Menurut Dirjen Peternakan (2004) Populasi itik selama tahun 2001 – 2005
relatif stabil. Populasi itik sedikit meningkat pada tahun 2002 yaitu sebanyak
45.000.000 ekor, kemudian tiga tahun berikutnya sampai tahun 2005 relatif stabil
sekitar 30.000.000 – 35.000.000 ekor (Dirjen Peternakan, 2005).
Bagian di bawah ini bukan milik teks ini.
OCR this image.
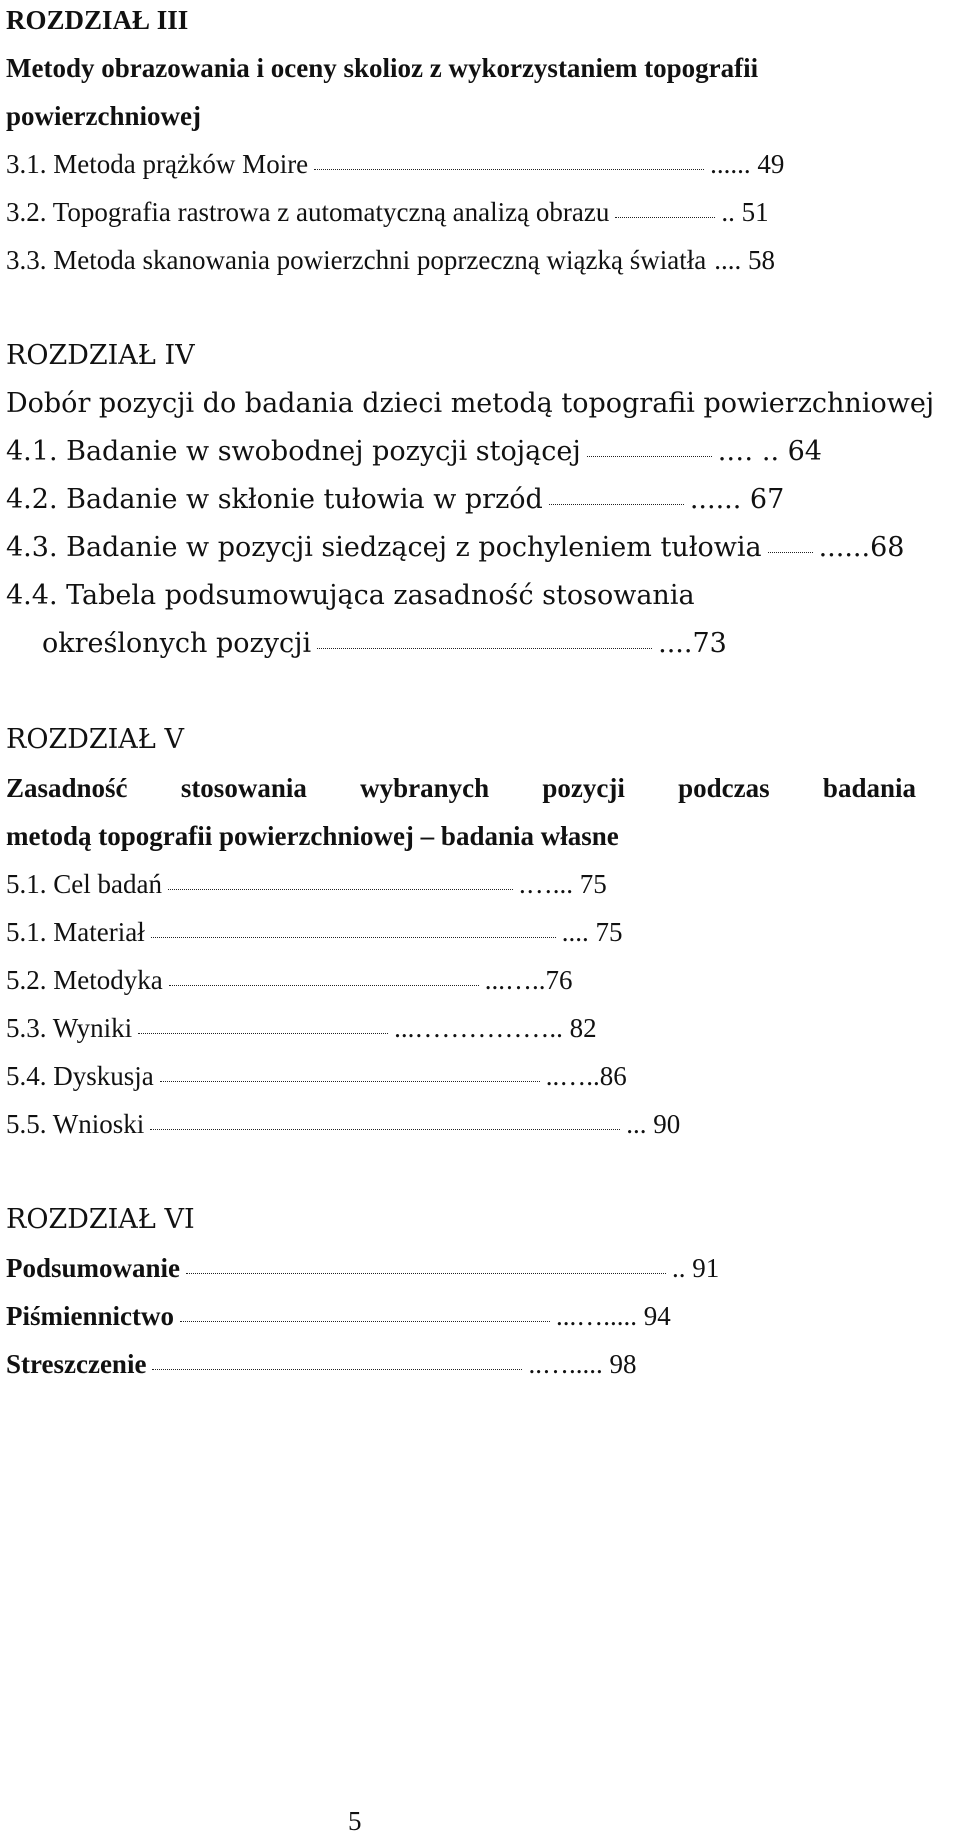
ROZDZIAŁ III
Metody obrazowania i oceny skolioz z wykorzystaniem topografii
powierzchniowej
3.1. Metoda prążków Moire	...... 49
3.2. Topografia rastrowa z automatyczną analizą obrazu	.. 51
3.3. Metoda skanowania powierzchni poprzeczną wiązką światła .... 58
ROZDZIAŁ IV
Dobór pozycji do badania dzieci metodą topografii powierzchniowej
4.1. Badanie w swobodnej pozycji stojącej	.… .. 64
4.2. Badanie w skłonie tułowia w przód	...... 67
4.3. Badanie w pozycji siedzącej z pochyleniem tułowia ......68
4.4. Tabela podsumowująca zasadność stosowania
określonych pozycji	....73
ROZDZIAŁ V
Zasadność stosowania wybranych pozycji podczas badania
metodą topografii powierzchniowej – badania własne
5.1. Cel badań	.…... 75
5.1. Materiał	.... 75
5.2. Metodyka	...…..76
5.3. Wyniki	...…………….. 82
5.4. Dyskusja	..…..86
5.5. Wnioski	... 90
ROZDZIAŁ VI
Podsumowanie	.. 91
Piśmiennictwo	...…..... 94
Streszczenie	..…..... 98
5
Seluruh itik di
Indonesia dipelihara sedikitnya oleh 285.000 rumah tangga petani atau sama dengan
6,34% rumah tangga petani atau 35,49% rumah tangga peternak unggas pada tahun
1993. Jumlah peternak itik tersebut menurun sejak tahun 1973 dari total 1.633.651
menjadi 285.000 pada tahun 1993. Data statistik tentang jumlah peternak setelah
tahun 1993 tidak dilaporkan dan diduga menurun dengan beralih fungsinya sebagian
sawah sebagai tempat penggembalaan itik menjadi perumahan dan lahan
nonpertanian lainnya.
2.2 Kendala Dalam Perkembangan Itik
Dalam dunia peternakan, permasalahan selalu bermunculan. Dunia
peternakan itik memang sudah lama di kenal oleh masyarakat kita, namun sayang
populasi, produktivitas, dan pertumbuhannya dapat dikatakan masih berjalan
lamban. Seperti usaha lainnya, bisnis beternak itik tidak lepas dari berbagai kendala,
masalah, dan resiko sejauh ini kendala yang sering timbul adalah disebabkan oleh :
1. Kurangnya ketersediaan bibit berkualitas ( keseragaman induk ) di sebabkan oleh
kurangnya pemahaman para breeder (penetasan) tentang pentingnya faktor genetika
hasil tetasannya yang berdampak luas terhadap dunia itik ini. Contoh kasus:
banyaknya jenis itik petelur yang produktivitas bertelurnya yang makin lama makin
menurun. Kiat untuk memecahkan masalah tersebut adalah peternak harus
mempunyai sumber yang dapat di percaya untuk mendapatkan bibit itik petelur
ataupun untuk pedagingnya.
2. Tata cara pemeliharaan yang masih menganut sistim tradisional dan semi intensif,
yang belum ada kesepakatan standar yang baku. Sebab tiap masing masing daerah
peternakan itik ini mempunyai cara caranya masing masing untuk memelihara
ternaknya. Contoh kasus: dari setiap sentra peternakan itik tidak dapat ditemui
kesamaan tentang pola pemeliharaan, sistim perkandangan, pakan, dan lain-lain. Kiat
untuk melaksanakan pemeliharaan dengan baik dan benar yang perlu diperhatikan
adalah :
Pemilihan tempat dan kondisi lingkungan berdasarkan pada jenis bibit yang
akan di ternakan, sistim perkandangan, kualitas dan kuantitas pakan serta
ketersedian air yang cukup.
Perencanaan usaha ternak itik meliputi ukuran unit usaha, segmen usaha
bebek/itik yang dipilih ( petelur, pembibitan, pedaging, dan lain-lain)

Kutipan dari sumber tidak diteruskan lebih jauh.